Koi Hatchings

I don’t know if I ever posted a version of this picture before.  I had finished all but the top right-hand corner before I set it aside.  Only recently did I rediscover and finish it.  This drawing measures 18 x 24 inches so the gesture of the marks falls in between the small and the huge koi drawings.

I fell in love with hatching a long time ago.  Not only is hatching a beautiful way to make gradations of light and dark, but it is physically and mentally assorbing to do.  Perhaps it holds the same hypnotic charm as knitting.  You can carry a drawing like this around and do this “knitting” wherever you happen to be since so much of its character resides in the repetition of the little hatch marks.

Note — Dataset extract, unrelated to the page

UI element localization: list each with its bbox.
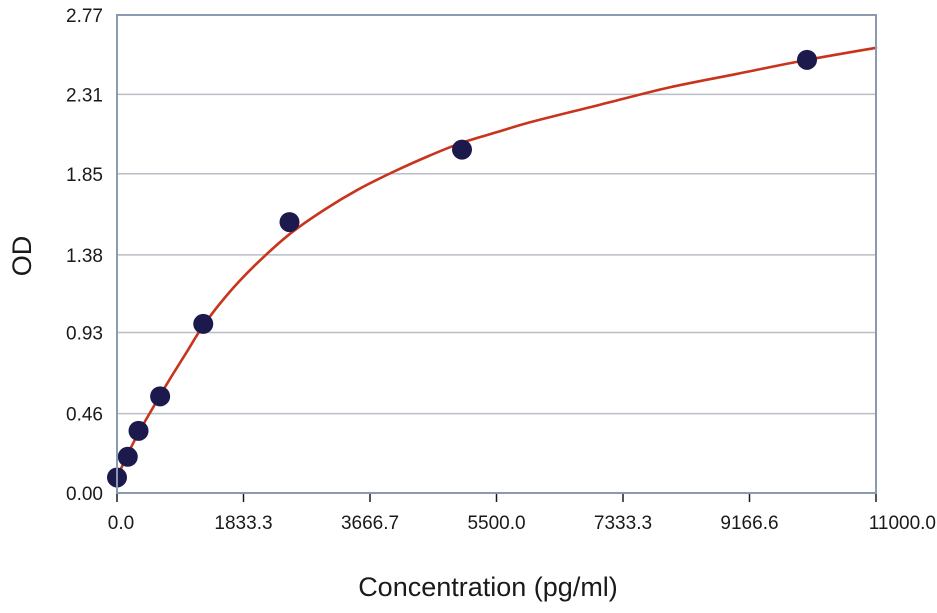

I used to have qualms about colored pencils.  Colored pencils were supposedly an inferior medium, not suited to serious art.  But my child-like nature (I love all art toys) along with the natural seductiveness of the medium itself lured me.  It helped that I needed a safe medium to use when my daughter was a crawler.

My love affair with colored pencils began during my daughter’s infancy, but years of using the pencils has confirmed in me a sense that they are as “serious” as you want them to be.  Pshaw!  Or as frivolous!

Earlier this week I made a copy after Cezanne’s “Still Life with Apples and Peaches” in ball point pen that is similarly filled with hatchings.  The technique common to both drawings makes these sister drawings even though the subjects are quite different.

In each instance the technique means that you have to create a surface that has its own raison d’etre.  The blues of this passage of interwoven pencil lines, and the texture of the pen marks each have to make sense on their own — apart from what they portray.